A key strategy identified by the team was to change the culture of the behavioral health system so tobacco was treated as a serious health issue. Foundation staff worked with the leadership team to develop a request for proposals to fund several grants focused on culture change. A grant to Kansas National Alliance on Mental Illness will support advocacy efforts to expand state Medicaid benefits for smoking cessation. Grants to behavioral health providers will help integrate tobacco dependence treatment into behavioral health systems. Grants to the University of Kansas and Wichita State University will support training for tobacco treatment specialists and an evaluation of the initiative.

Through these grants, convenings and ongoing engagement of the leadership team, KHF hopes to see progress on an aspect of tobacco use not typically addressed by state health agencies.

Return on a Long-term Investment

In 2004, Missouri Foundation for Health’s (MFH) Board of Directors committed $40 million over nine years to establish the Tobacco Prevention and Cessation Initiative (TPCI). The overarching goal of TPCI was to support efforts to reduce the negative health effects and economic burden of tobacco use in Missouri. MFH funded 123 grants with the first grant beginning in December 2004 and the last grant concluding in June 2014.

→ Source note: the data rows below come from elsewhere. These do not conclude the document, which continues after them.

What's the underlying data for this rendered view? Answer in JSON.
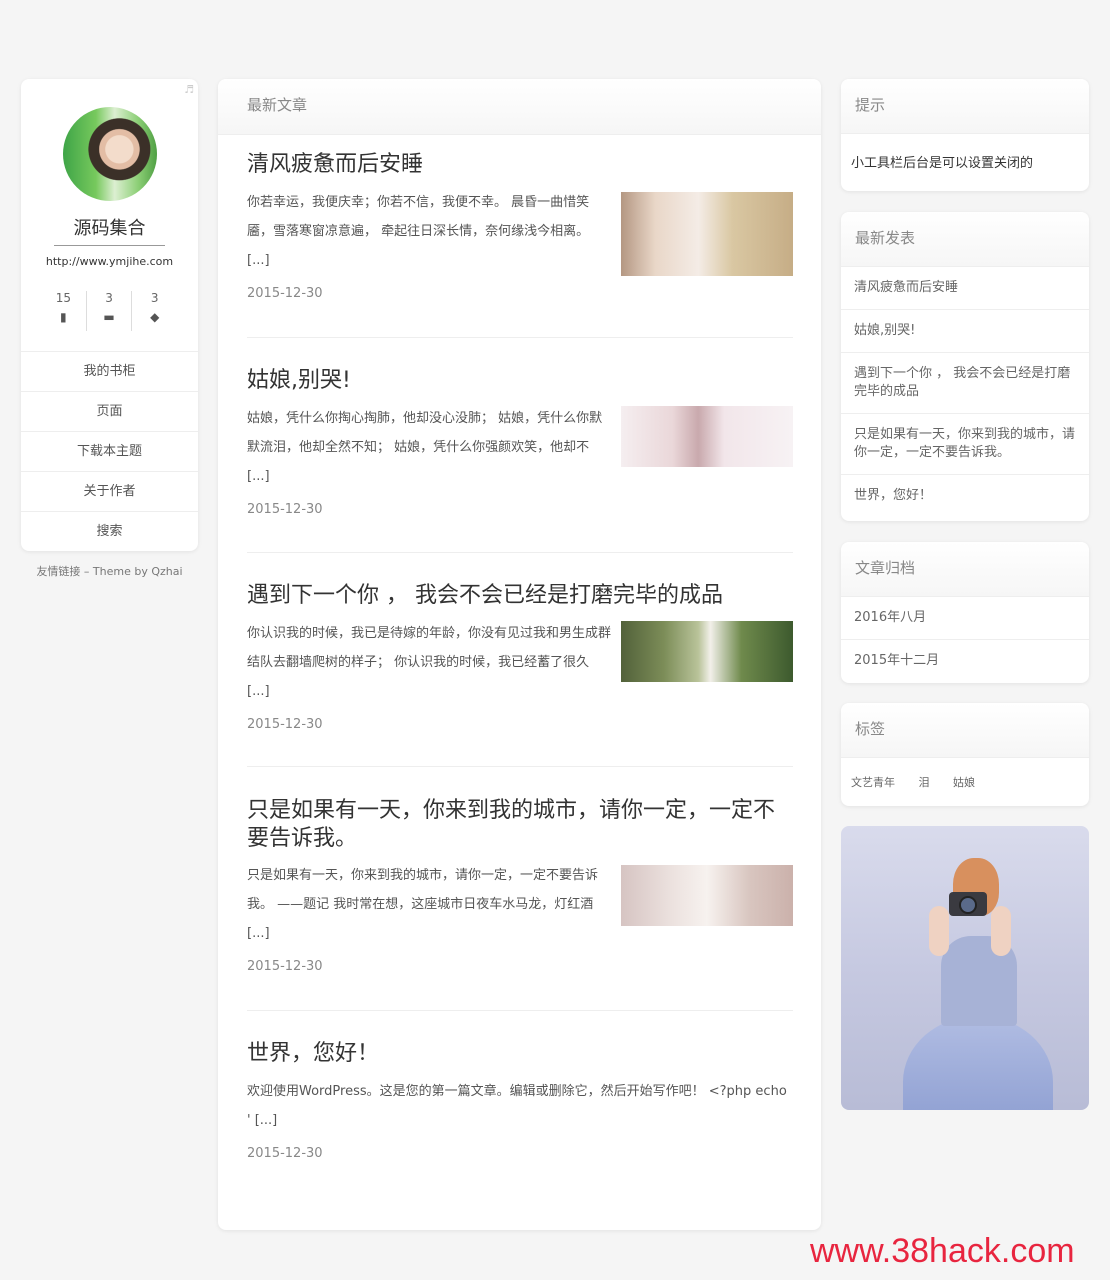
{
  "profile": {
    "site_title": "源码集合",
    "site_url": "http://www.ymjihe.com",
    "stats": [
      {
        "value": "15",
        "icon": "document-icon",
        "glyph": "▮"
      },
      {
        "value": "3",
        "icon": "folder-icon",
        "glyph": "▬"
      },
      {
        "value": "3",
        "icon": "tags-icon",
        "glyph": "◆"
      }
    ],
    "music_icon": "♬",
    "menu": [
      "我的书柜",
      "页面",
      "下载本主题",
      "关于作者",
      "搜索"
    ]
  },
  "footer_credit": "友情链接 – Theme by Qzhai",
  "main": {
    "heading": "最新文章",
    "posts": [
      {
        "title": "清风疲惫而后安睡",
        "excerpt": "你若幸运，我便庆幸；你若不信，我便不幸。 晨昏一曲惜笑靥，雪落寒窗凉意遍， 牵起往日深长情，奈何缘浅今相离。 [...]",
        "date": "2015-12-30"
      },
      {
        "title": "姑娘,别哭!",
        "excerpt": "姑娘，凭什么你掏心掏肺，他却没心没肺； 姑娘，凭什么你默默流泪，他却全然不知； 姑娘，凭什么你强颜欢笑，他却不 [...]",
        "date": "2015-12-30"
      },
      {
        "title": "遇到下一个你 ， 我会不会已经是打磨完毕的成品",
        "excerpt": "你认识我的时候，我已是待嫁的年龄，你没有见过我和男生成群结队去翻墙爬树的样子； 你认识我的时候，我已经蓄了很久 [...]",
        "date": "2015-12-30"
      },
      {
        "title": "只是如果有一天，你来到我的城市，请你一定，一定不要告诉我。",
        "excerpt": "只是如果有一天，你来到我的城市，请你一定，一定不要告诉我。 ——题记 我时常在想，这座城市日夜车水马龙，灯红酒 [...]",
        "date": "2015-12-30"
      },
      {
        "title": "世界，您好！",
        "excerpt": "欢迎使用WordPress。这是您的第一篇文章。编辑或删除它，然后开始写作吧！ <?php echo ' [...]",
        "date": "2015-12-30"
      }
    ]
  },
  "sidebar": {
    "tip": {
      "heading": "提示",
      "text": "小工具栏后台是可以设置关闭的"
    },
    "recent": {
      "heading": "最新发表",
      "items": [
        "清风疲惫而后安睡",
        "姑娘,别哭!",
        "遇到下一个你 ， 我会不会已经是打磨完毕的成品",
        "只是如果有一天，你来到我的城市，请你一定，一定不要告诉我。",
        "世界，您好！"
      ]
    },
    "archive": {
      "heading": "文章归档",
      "items": [
        "2016年八月",
        "2015年十二月"
      ]
    },
    "tags": {
      "heading": "标签",
      "items": [
        "文艺青年",
        "泪",
        "姑娘"
      ]
    }
  },
  "watermark": "www.38hack.com"
}
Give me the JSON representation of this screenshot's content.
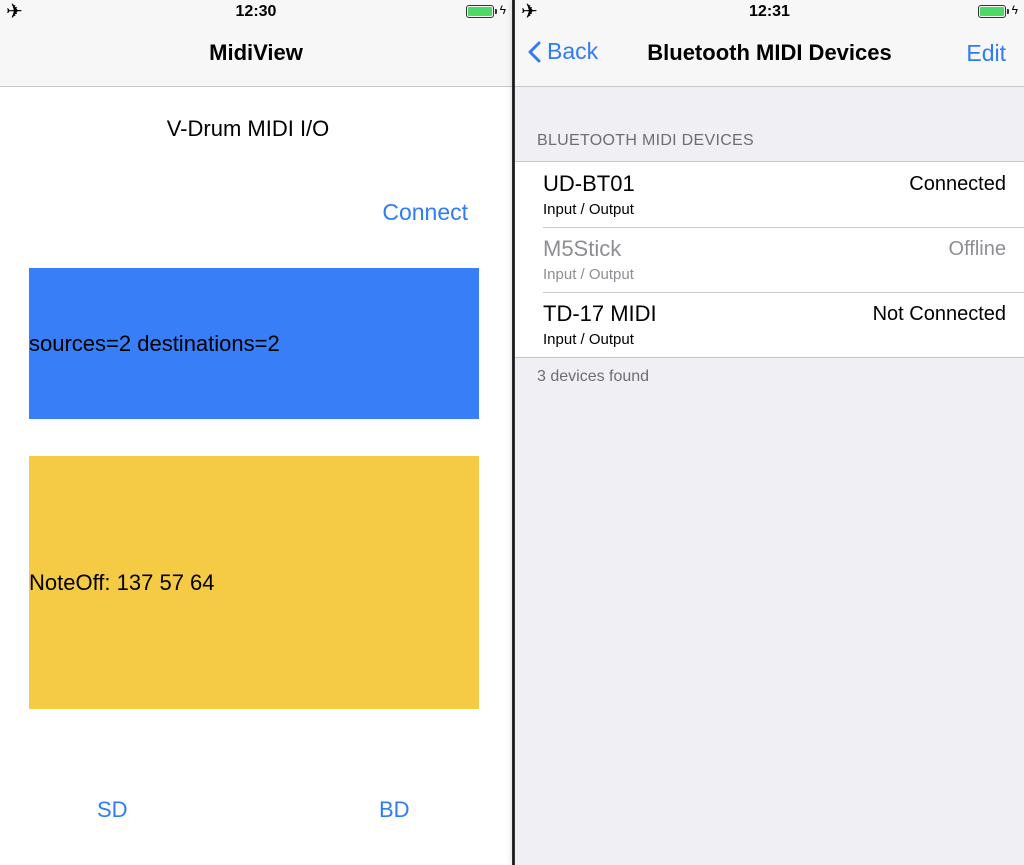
{
  "left": {
    "status_time": "12:30",
    "nav_title": "MidiView",
    "heading": "V-Drum MIDI I/O",
    "connect_label": "Connect",
    "midi_counts_text": "sources=2 destinations=2",
    "last_message_text": "NoteOff: 137 57 64",
    "sd_label": "SD",
    "bd_label": "BD"
  },
  "right": {
    "status_time": "12:31",
    "back_label": "Back",
    "nav_title": "Bluetooth MIDI Devices",
    "edit_label": "Edit",
    "section_header": "BLUETOOTH MIDI DEVICES",
    "devices": [
      {
        "name": "UD-BT01",
        "ports": "Input / Output",
        "status": "Connected"
      },
      {
        "name": "M5Stick",
        "ports": "Input / Output",
        "status": "Offline"
      },
      {
        "name": "TD-17 MIDI",
        "ports": "Input / Output",
        "status": "Not Connected"
      }
    ],
    "footer": "3 devices found"
  },
  "colors": {
    "accent": "#2f7cf6",
    "blue_panel": "#387ef6",
    "yellow_panel": "#f5cb45",
    "battery": "#4cd964"
  },
  "icons": [
    "airplane-icon",
    "battery-icon",
    "charging-bolt-icon",
    "chevron-left-icon"
  ]
}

The TPCI funding structure evolved over the course of the Initiative leveraging the unique role MFH could play in advancing tobacco control in Missouri. In nine years, TPCI first developed community capacity through local programming grants and targeted technical assistance and then used it to develop and advance regional and statewide policy advocacy efforts.

As a result of this long-term commitment, Missouri made marked progress in addressing tobacco use and secondhand smoke exposure. Its smoking prevalence decreased significantly and at a faster rate than the overall national decline. In 2010, Missouri had 124,121 fewer adult cigarette smokers, compared to when TPCI funding began in 2004. The total combined benefit of TPCI during the time period resulted in real savings: 16,983 quality of life years gained and lifetime medical care savings of $108 million. The initiative also realized a positive return on investment (ROI), returning $4.68 in long-term medical savings for every $1 invested. The greatest gains were made in policy change, which had an ROI of $17.13 per $1.00 invested.

Although many tobacco control partners contributed to these successes, TPCI’s influential role and positive impact on Missouri’s tobacco control environment is undeniable. Major conclusions from the external evaluation of TPCI include:

  • MFH provided important leadership, infrastructure, and capacity building for tobacco control professionals in Missouri through TPCI.
  • Communitywide policy changes advocated by TPCI grantees had an impact on smoking rates and corresponding health care costs.
  • TPCI has been one of the most important public health initiatives during the last decade in Missouri.

Next Steps

Foundations can play an important role in improving overall health through a focus on tobacco control. While significant strides have been made, future investment by the state and other tobacco control partners is more important than ever. New trends in tobacco use, particularly electronic cigarettes and vaping devices, threaten to undo decades of tobacco prevention by offering youth and adults a seemingly low-risk mechanism to access nicotine. In addition, local and state policy change has stagnated across the United States. Foundations that are new to this issue can begin by convening key stakeholders, raising awareness of the impact tobacco has community health, and advancing local and state policy change – all of which are strategies that have been proven effective.